Comment pourrait-on croire un instant qu’un sujet comme celui de la diversité, par exemple, pourrait se satisfaire d’un drapeau arc-en-ciel qu’on accroche à l’entrée de l’entreprise un jour qu’on a décrété « la journée de l’inclusion » ?
Comme s’il suffisait d’arborer un symbole pour que l’essentiel soit fait… « A la foire à tout, rendez-vous au stand inclusion, il y a des animations trop sympas ».
Pourquoi ne pas offrir une rose le jour de la fête des femmes ou mieux encore un aspirateur pendant qu’on y est ?
La journée internationale de lutte pour les droits des femmes c’est une bonne occasion de faire quelque chose en plus, pourquoi pas, sensibiliser c’est utile et nécessaire. Mais à aucun moment cela n’exonère du fond.
Et alors on ne parle même pas de ces entreprises qui demandent à des femmes de venir faire des conférences sur les droits des femmes ce jour-là, le tout… pour pas un rond parce qu’on n’a pas de budget ! Allez, jouons sur la cause, c’est plus facile.
La plupart des sujets qui relèvent de la responsabilité de la fonction ne peut se limiter à des animations de foire, si bien intentionnées soient-elles ! On ne conteste pas ici le côté bénéfique d’actions de sensibilisation bien sûr, ou d’événements destinés à des prises de conscience ou une forme d’acculturation.
Ce que l’on questionne ce sont ceux qui se limitent à ça. Non seulement en réduisant un sujet grave à cette seule dimension mais, qui plus est, et c’est là le problème, convaincus d’avoir bien fait leur travail.
Ou résignés peut-être, se disant au fond que c’est le terrain de jeu auquel on veut les cantonner, précisément pour ne pas aborder les vrais sujets. Pas dupes, certes. Mais résignés.

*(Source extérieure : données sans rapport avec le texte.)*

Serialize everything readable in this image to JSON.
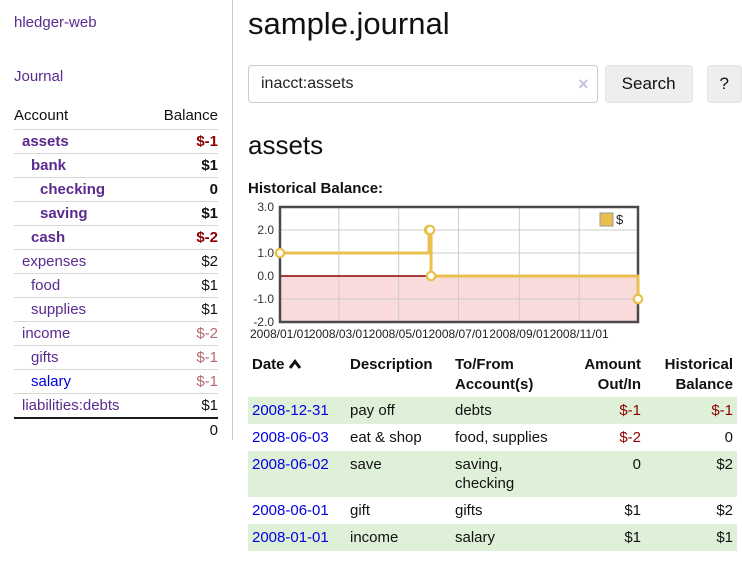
{
  "colors": {
    "link_purple": "#5b2a8e",
    "link_blue": "#0000e0",
    "negative_dark_red": "#8b0000",
    "negative_soft_red": "#b4686c",
    "row_stripe_green": "#dff0d8",
    "chart_line_gold": "#e9c04d",
    "chart_negative_pink": "#fadbdb"
  },
  "sidebar": {
    "brand": "hledger-web",
    "nav_journal": "Journal",
    "accounts": {
      "headers": {
        "account": "Account",
        "balance": "Balance"
      },
      "rows": [
        {
          "account": "assets",
          "balance": "$-1",
          "depth": 1,
          "bold": true,
          "balance_color_role": "dark-red",
          "link_color_role": "purple"
        },
        {
          "account": "bank",
          "balance": "$1",
          "depth": 2,
          "bold": true,
          "balance_color_role": "default",
          "link_color_role": "purple"
        },
        {
          "account": "checking",
          "balance": "0",
          "depth": 3,
          "bold": true,
          "balance_color_role": "default",
          "link_color_role": "purple"
        },
        {
          "account": "saving",
          "balance": "$1",
          "depth": 3,
          "bold": true,
          "balance_color_role": "default",
          "link_color_role": "purple"
        },
        {
          "account": "cash",
          "balance": "$-2",
          "depth": 2,
          "bold": true,
          "balance_color_role": "dark-red",
          "link_color_role": "purple"
        },
        {
          "account": "expenses",
          "balance": "$2",
          "depth": 1,
          "bold": false,
          "balance_color_role": "default",
          "link_color_role": "purple"
        },
        {
          "account": "food",
          "balance": "$1",
          "depth": 2,
          "bold": false,
          "balance_color_role": "default",
          "link_color_role": "purple"
        },
        {
          "account": "supplies",
          "balance": "$1",
          "depth": 2,
          "bold": false,
          "balance_color_role": "default",
          "link_color_role": "purple"
        },
        {
          "account": "income",
          "balance": "$-2",
          "depth": 1,
          "bold": false,
          "balance_color_role": "soft-red",
          "link_color_role": "purple"
        },
        {
          "account": "gifts",
          "balance": "$-1",
          "depth": 2,
          "bold": false,
          "balance_color_role": "soft-red",
          "link_color_role": "purple"
        },
        {
          "account": "salary",
          "balance": "$-1",
          "depth": 2,
          "bold": false,
          "balance_color_role": "soft-red",
          "link_color_role": "blue"
        },
        {
          "account": "liabilities:debts",
          "balance": "$1",
          "depth": 1,
          "bold": false,
          "balance_color_role": "default",
          "link_color_role": "purple"
        }
      ],
      "total": "0"
    }
  },
  "main": {
    "title": "sample.journal",
    "search": {
      "value": "inacct:assets",
      "clear_icon": "×",
      "search_button": "Search",
      "help_button": "?"
    },
    "account_heading": "assets",
    "register": {
      "headers": {
        "date": "Date",
        "description": "Description",
        "accounts": "To/From Account(s)",
        "amount": "Amount Out/In",
        "balance": "Historical Balance"
      },
      "sort": {
        "column": "date",
        "direction": "ascending"
      },
      "rows": [
        {
          "date": "2008-12-31",
          "description": "pay off",
          "accounts": "debts",
          "amount": "$-1",
          "amount_negative": true,
          "balance": "$-1",
          "balance_negative": true
        },
        {
          "date": "2008-06-03",
          "description": "eat & shop",
          "accounts": "food, supplies",
          "amount": "$-2",
          "amount_negative": true,
          "balance": "0",
          "balance_negative": false
        },
        {
          "date": "2008-06-02",
          "description": "save",
          "accounts": "saving, checking",
          "amount": "0",
          "amount_negative": false,
          "balance": "$2",
          "balance_negative": false
        },
        {
          "date": "2008-06-01",
          "description": "gift",
          "accounts": "gifts",
          "amount": "$1",
          "amount_negative": false,
          "balance": "$2",
          "balance_negative": false
        },
        {
          "date": "2008-01-01",
          "description": "income",
          "accounts": "salary",
          "amount": "$1",
          "amount_negative": false,
          "balance": "$1",
          "balance_negative": false
        }
      ]
    }
  },
  "chart_data": {
    "type": "line",
    "step": true,
    "title": "Historical Balance:",
    "legend": [
      {
        "label": "$",
        "color": "#e9c04d"
      }
    ],
    "legend_position": "top-right",
    "x_start": "2008-01-01",
    "x_end": "2008-12-31",
    "points": [
      [
        "2008-01-01",
        1
      ],
      [
        "2008-06-01",
        2
      ],
      [
        "2008-06-02",
        2
      ],
      [
        "2008-06-03",
        0
      ],
      [
        "2008-12-31",
        -1
      ]
    ],
    "x_ticks": [
      "2008/01/01",
      "2008/03/01",
      "2008/05/01",
      "2008/07/01",
      "2008/09/01",
      "2008/11/01"
    ],
    "y_ticks": [
      3.0,
      2.0,
      1.0,
      0.0,
      -1.0,
      -2.0
    ],
    "ylim": [
      -2,
      3
    ],
    "grid": true,
    "line_color": "#e9c04d",
    "zero_line_color": "#8b0000",
    "negative_region_fill": "#fadbdb"
  }
}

Le sujet du climat, comme celui de la QVCT par exemple, cela ne se limite pas à l’animation de la semaine du même nom ! Même si des manifestations de ce type pour sensibiliser c’est utile, l’essentiel n’est en effet pas là.
On ne peut pas se contenter de cela, ou alors, cela témoigne d’une compréhension un peu légère des enjeux de la qualité de vie et des conditions de travail.
Le climat ? C’est juste une fresque ? « Hey les gars c’est cool la RSE on va mettre des pailles en métal à la cafet’ ». Et hop ! Deux ou trois affiches et le tour est joué.
Surtout que parfois la bonne intention se noie dans les mauvais détails quand on se focalise sur des sensibilisations qui ne sont pas les plus importantes. Sensibiliser autour de soi, cela peut avoir un réel impact quand il s’agit de faire évoluer des schémas mentaux ou des habitudes.
Raison de plus pour choisir les bonnes cibles et les bons thèmes. Mais tant qu’on ne témoigne pas aussi des engagements de l’entreprise, on a fait quoi en vrai ? Demander aux salariés de faire un effort qu’elle, elle ne fait pas ?
Sensibilisons c’est utile ; créons des temps conviviaux pour favoriser un meilleur vivre ensemble, cela ne fait pas de mal. Mais c’est un premier temps de la valse qui risque bien d’en avoir qu’un si on s’arrête là.
On le sait, ce n’est pas toujours si facile d’aborder certains sujets dans certaines entreprises. Mais si l’on veut vraiment s’y attaquer, il faut s’attaquer au fond et ce qu’il exige. Et c’est évidemment plus que de l’animation.
La question qui se pose alors est celle du risque que l’on prend à les porter un peu plus fort que ce que la culture ambiante est prête à entendre.
La question se pose non seulement au regard des enjeux en tant que tels mais également aux yeux du corps social, de moins en moins dupes face au washing et autres mascarades qui pourraient en tenter quelques-uns.
La grande majorité des professionnels RH fait du mieux qu’elle peut, là où ils sont, en fonction des contraintes. Mais on doit aussi dire qu’on peut attendre d’eux de faire bouger les lignes.
En résumé, aborder des sujets comme la RSE, la QVCT ou la diversité avec des actions de surface, comme de seules animations ou événements internes, c’est peut-être utile mais c’est très loin de suffire car elles demandent des actions de fond, le plus souvent durables.
J’ai bon chef ?
Oui tu as bon mais on ne va pas en faire toute une histoire.